TALLAHASSEE – On May 13, the Florida Supreme Court found attorney Mirta Desir, who practices law in West Palm Beach, in contempt of the court after she allegedly failed to respond to a request from the Bar to show cause for a client complaint.

“The Florida Bar’s petition is granted and (Desir) is held in contempt of this court,” the official decision said. “As a sanction, (Desir) is suspended from the practice of law. (Desir) is currently suspended; therefore, this suspension is effective immediately.”

The court further stated that Desir must fully comply with Rule Regulating the Florida Bar 3-5.1(h) and will remain suspended until she fully responds in writing to the official Bar inquiries, and until further order of the court.

Inquiries from the Bar to Desir started because a Feb. 19, 2015, complaint was filed by Dexter Campbell against Desir, alleging that the she failed to timely execute services to submit summons/complaint to the defendants. When she responded to initial inquiries, the Bar explained that she offered unsupported factual arguments in an attempt to justify that the failure to timely serve the defendants.

The lower court explained that her unsupported arguments were a waste of the court’s time and lacked credibility.

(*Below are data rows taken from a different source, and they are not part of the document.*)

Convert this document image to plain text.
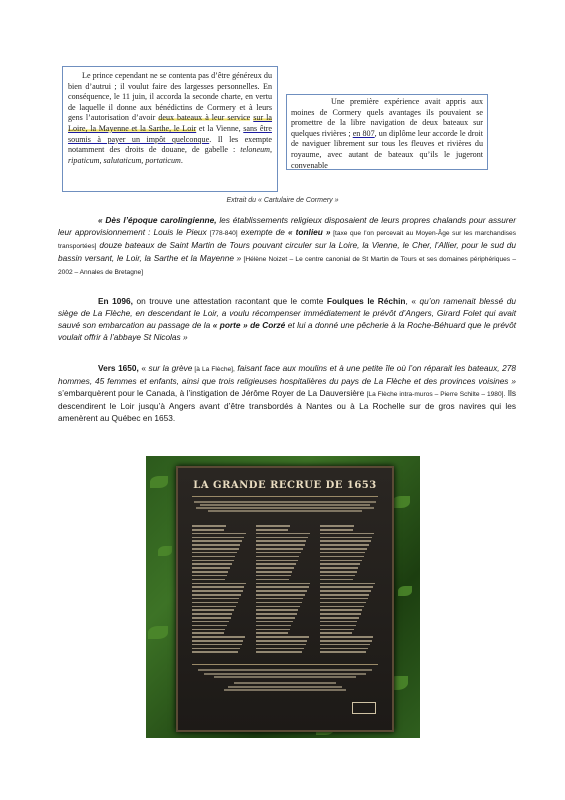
Le prince cependant ne se contenta pas d’être généreux du bien d’autrui ; il voulut faire des largesses personnelles. En conséquence, le 11 juin, il accorda la seconde charte, en vertu de laquelle il donne aux bénédictins de Cormery et à leurs gens l’autorisation d’avoir deux bateaux à leur service sur la Loire, la Mayenne et la Sarthe, le Loir et la Vienne, sans être soumis à payer un impôt quelconque. Il les exempte notamment des droits de douane, de gabelle : teloneum, ripaticum, salutaticum, portaticum.

Une première expérience avait appris aux moines de Cormery quels avantages ils pouvaient se promettre de la libre navigation de deux bateaux sur quelques rivières ; en 807, un diplôme leur accorde le droit de naviguer librement sur tous les fleuves et rivières du royaume, avec autant de bateaux qu’ils le jugeront convenable

Extrait du « Cartulaire de Cormery »
« Dès l’époque carolingienne, les établissements religieux disposaient de leurs propres chalands pour assurer leur approvisionnement : Louis le Pieux [778-840] exempte de « tonlieu » [taxe que l’on percevait au Moyen-Âge sur les marchandises transportées] douze bateaux de Saint Martin de Tours pouvant circuler sur la Loire, la Vienne, le Cher, l’Allier, pour le sud du bassin versant, le Loir, la Sarthe et la Mayenne » [Hélène Noizet – Le centre canonial de St Martin de Tours et ses domaines périphériques – 2002 – Annales de Bretagne]
En 1096, on trouve une attestation racontant que le comte Foulques le Réchin, « qu’on ramenait blessé du siège de La Flèche, en descendant le Loir, a voulu récompenser immédiatement le prévôt d’Angers, Girard Folet qui avait sauvé son embarcation au passage de la « porte » de Corzé et lui a donné une pêcherie à la Roche-Béhuard que le prévôt voulait offrir à l’abbaye St Nicolas »
Vers 1650, « sur la grève [à La Flèche], faisant face aux moulins et à une petite île où l’on réparait les bateaux, 278 hommes, 45 femmes et enfants, ainsi que trois religieuses hospitalières du pays de La Flèche et des provinces voisines » s’embarquèrent pour le Canada, à l’instigation de Jérôme Royer de La Dauversière [La Flèche intra-muros – Pierre Schilte – 1980]. Ils descendirent le Loir jusqu’à Angers avant d’être transbordés à Nantes ou à La Rochelle sur de gros navires qui les amenèrent au Québec en 1653.
LA GRANDE RECRUE DE 1653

“After repetitive requests by The Florida Bar, (Desir) on May 18, 2015, filed a response to the Feb. 19, 2015, complaint/inquiry,” the report said. “On May 27, 2015, The Florida Bar sent (Desir) a letter by regular U.S. Mail and by email to (Desir's) record Bar address requesting additional information concerning a complaint in this case.”

Desir was requested to respond by June 8, 2015, but she failed to respond. On June 15, 2015, Desir was sent another letter by certified U.S. Mail and by email to her record Bar address, and was requested to respond by June 25, 2015. The email was returned to The Florida Bar's Fort Lauderdale branch office stating that desirlaw.com is unknown. The June 15, 2015, certified letter to her was also returned to the Bar with a notation stating the letter was unable to be moved forward and to it return to sender as unclaimed.

On July 20 and July 24, 2015, Bar counsel's assistant telephoned Desir and left voice mails requesting she respond to The Florida Bar inquiry, which allegedly she failed to do.

The case went to the Grievance Committee, which found that Desir failed to show good cause for failing to respond to the official Bar inquiries.

“The noncompliance was willful,” the Grievance Committee said.

Because of her willful noncompliance, the Grievance Committee found Desir to be in contempt and requested The Florida Bar to file a petition for contempt and order to show cause with the Supreme Court.

The court also ordered Desir to pay a fine for the Bar’s time spent on trying to reach her.

“The other members of The Florida Bar should not have to pay for (Desir’s) failure to respond to an official bar inquiry and the initiation of the instant proceeding,” the Bar said. “Therefore, the Bar is requesting administrative costs of $1,250 against (Desir).”